The compact seven-seat Toyota Verso is the first model from the brand to feature a BMW-sourced 1.6-litre diesel. It’s essentially the same engine that was used in the previous-generation MINI Cooper D – but how does it fare in the family-focused Verso on UK roads?
The unit has less power and torque than the 2.0 diesel it replaces: it delivers 110bhp and 270Nm, which represent drops of 12bhp and 40Nm respectively. But you wouldn’t know it, as it pulls strongly and the Verso picks up nicely from low down in the rev range.
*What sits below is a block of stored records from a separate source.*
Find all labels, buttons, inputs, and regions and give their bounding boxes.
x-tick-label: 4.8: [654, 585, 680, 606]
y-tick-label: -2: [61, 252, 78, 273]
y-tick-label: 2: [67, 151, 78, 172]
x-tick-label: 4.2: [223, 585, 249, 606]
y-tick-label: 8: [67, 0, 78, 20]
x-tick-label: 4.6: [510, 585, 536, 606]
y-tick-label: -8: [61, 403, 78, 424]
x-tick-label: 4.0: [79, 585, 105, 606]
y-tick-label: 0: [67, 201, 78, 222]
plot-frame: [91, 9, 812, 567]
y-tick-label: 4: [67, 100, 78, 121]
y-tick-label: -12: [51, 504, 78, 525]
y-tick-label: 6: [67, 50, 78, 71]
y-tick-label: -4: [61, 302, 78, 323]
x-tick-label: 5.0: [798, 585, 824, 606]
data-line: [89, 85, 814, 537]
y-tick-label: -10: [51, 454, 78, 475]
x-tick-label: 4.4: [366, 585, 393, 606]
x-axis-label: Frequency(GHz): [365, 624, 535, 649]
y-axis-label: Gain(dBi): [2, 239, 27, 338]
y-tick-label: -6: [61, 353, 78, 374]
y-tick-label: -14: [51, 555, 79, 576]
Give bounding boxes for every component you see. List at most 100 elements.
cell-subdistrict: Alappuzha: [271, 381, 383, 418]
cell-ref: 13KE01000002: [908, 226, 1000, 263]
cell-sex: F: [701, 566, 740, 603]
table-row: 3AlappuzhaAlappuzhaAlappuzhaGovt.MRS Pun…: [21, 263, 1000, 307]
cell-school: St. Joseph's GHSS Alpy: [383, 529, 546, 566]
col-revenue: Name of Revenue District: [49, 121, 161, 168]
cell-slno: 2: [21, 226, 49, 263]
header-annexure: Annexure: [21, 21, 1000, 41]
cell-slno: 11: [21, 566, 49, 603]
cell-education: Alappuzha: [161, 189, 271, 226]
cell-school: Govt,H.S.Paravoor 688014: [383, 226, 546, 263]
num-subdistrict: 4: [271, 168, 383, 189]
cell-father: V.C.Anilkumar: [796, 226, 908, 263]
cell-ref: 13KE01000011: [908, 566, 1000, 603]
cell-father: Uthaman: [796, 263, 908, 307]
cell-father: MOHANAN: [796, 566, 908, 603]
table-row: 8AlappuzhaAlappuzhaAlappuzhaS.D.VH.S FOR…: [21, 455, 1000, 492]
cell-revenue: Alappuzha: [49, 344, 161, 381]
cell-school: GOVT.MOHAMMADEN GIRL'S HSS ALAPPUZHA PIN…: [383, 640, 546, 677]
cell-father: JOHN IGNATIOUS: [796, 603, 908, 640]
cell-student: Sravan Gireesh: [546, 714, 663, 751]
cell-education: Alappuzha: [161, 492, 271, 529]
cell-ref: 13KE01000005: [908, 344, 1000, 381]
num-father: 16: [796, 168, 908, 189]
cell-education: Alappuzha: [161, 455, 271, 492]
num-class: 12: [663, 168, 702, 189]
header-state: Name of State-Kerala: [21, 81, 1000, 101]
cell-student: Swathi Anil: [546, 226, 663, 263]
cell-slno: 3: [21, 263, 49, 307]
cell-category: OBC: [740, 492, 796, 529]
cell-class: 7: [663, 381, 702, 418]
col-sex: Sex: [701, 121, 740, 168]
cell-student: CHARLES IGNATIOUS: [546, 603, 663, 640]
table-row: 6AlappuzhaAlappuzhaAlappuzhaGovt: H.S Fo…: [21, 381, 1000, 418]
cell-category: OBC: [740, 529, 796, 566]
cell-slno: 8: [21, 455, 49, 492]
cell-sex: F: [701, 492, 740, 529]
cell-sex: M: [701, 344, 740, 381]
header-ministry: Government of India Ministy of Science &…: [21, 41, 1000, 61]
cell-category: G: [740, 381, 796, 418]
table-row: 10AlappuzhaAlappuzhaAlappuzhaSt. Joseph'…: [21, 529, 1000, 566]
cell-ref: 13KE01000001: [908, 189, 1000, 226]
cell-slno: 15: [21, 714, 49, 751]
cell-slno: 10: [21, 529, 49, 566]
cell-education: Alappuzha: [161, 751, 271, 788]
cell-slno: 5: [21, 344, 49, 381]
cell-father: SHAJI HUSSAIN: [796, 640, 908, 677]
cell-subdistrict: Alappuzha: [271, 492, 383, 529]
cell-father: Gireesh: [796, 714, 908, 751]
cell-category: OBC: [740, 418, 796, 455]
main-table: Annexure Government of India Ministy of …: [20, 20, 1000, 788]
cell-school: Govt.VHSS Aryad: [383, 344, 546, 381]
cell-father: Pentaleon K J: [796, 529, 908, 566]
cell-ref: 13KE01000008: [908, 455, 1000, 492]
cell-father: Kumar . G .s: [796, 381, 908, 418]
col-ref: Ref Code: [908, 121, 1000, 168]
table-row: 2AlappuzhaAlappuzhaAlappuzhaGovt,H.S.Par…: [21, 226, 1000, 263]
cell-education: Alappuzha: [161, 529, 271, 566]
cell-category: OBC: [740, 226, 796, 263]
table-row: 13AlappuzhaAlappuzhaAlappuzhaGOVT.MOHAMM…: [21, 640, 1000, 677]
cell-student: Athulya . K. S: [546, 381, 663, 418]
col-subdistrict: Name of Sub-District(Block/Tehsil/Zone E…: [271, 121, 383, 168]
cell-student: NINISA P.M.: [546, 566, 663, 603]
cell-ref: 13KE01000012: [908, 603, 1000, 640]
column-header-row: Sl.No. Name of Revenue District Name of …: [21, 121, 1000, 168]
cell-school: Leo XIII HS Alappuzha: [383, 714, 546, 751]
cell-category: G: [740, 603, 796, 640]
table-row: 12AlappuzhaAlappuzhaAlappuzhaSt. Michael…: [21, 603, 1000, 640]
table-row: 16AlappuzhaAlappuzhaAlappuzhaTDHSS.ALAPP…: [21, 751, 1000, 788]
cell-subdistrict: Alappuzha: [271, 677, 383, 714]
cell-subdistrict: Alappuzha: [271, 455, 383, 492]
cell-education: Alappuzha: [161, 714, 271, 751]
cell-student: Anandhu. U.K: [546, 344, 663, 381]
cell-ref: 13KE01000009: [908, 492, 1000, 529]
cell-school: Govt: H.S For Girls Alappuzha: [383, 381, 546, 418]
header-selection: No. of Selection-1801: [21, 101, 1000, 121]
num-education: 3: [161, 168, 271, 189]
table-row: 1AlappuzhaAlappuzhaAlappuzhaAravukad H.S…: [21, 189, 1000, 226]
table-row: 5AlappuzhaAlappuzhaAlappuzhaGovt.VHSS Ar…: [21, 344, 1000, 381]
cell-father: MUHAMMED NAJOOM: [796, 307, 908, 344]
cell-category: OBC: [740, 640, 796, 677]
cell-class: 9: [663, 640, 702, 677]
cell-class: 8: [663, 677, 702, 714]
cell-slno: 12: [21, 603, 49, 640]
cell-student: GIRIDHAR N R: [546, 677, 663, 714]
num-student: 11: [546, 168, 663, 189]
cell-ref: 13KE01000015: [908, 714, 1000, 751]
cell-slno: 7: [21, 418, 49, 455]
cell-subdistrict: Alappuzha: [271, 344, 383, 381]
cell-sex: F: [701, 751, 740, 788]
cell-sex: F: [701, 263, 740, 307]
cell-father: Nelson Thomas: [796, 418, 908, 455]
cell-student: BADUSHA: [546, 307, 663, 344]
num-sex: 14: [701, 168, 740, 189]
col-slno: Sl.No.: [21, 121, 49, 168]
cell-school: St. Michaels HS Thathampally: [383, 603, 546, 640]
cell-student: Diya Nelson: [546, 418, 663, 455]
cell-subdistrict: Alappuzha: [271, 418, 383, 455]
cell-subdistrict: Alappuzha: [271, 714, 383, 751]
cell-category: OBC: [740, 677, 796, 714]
Toyota has also tweaked the engine mounts to help deliver that power more smoothly, with things remaining hushed at low speeds. But press on past 3,000rpm and it begins to sound gruff and quickly runs out of steam.
Numb handling and limited braking feel also undo some of Toyota’s good work, but new springs give a cushioned ride. Shortcomings in performance are made up for by reduced running costs as the smaller engine is cleaner and more efficient, returning a claimed 62.8mpg and emitting 119g/km of CO2. The old 2.0-litre engine could do 57.6mpg.
Although an improvement, the Verso still can’t match its main European rivals from Renault or Citroen. It falls short on practicality, too. The Toyota’s one of the smallest seven-seat MPVs in its class, which makes it easy to park or drive in congested city streets, but significantly eats into space in the cabin.
The 440-litre boot is way off the Citroen Grand C4 Picasso’s 632-litre load area, and the third row of seats is a little too cramped. On the plus side, the flat floor means you can seat three adults in the middle row, while the simple tumble-and-fold seating mechanism leaves a perfectly flat loading bay.
Our top-spec Excel was well kitted out with Touch 2 infotainment, a rear-view camera, DAB radio and dual-zone climate control as standard. Unfortunately, the interior lacks any sort of sparkle, dulled by the flimsy materials and bare dash.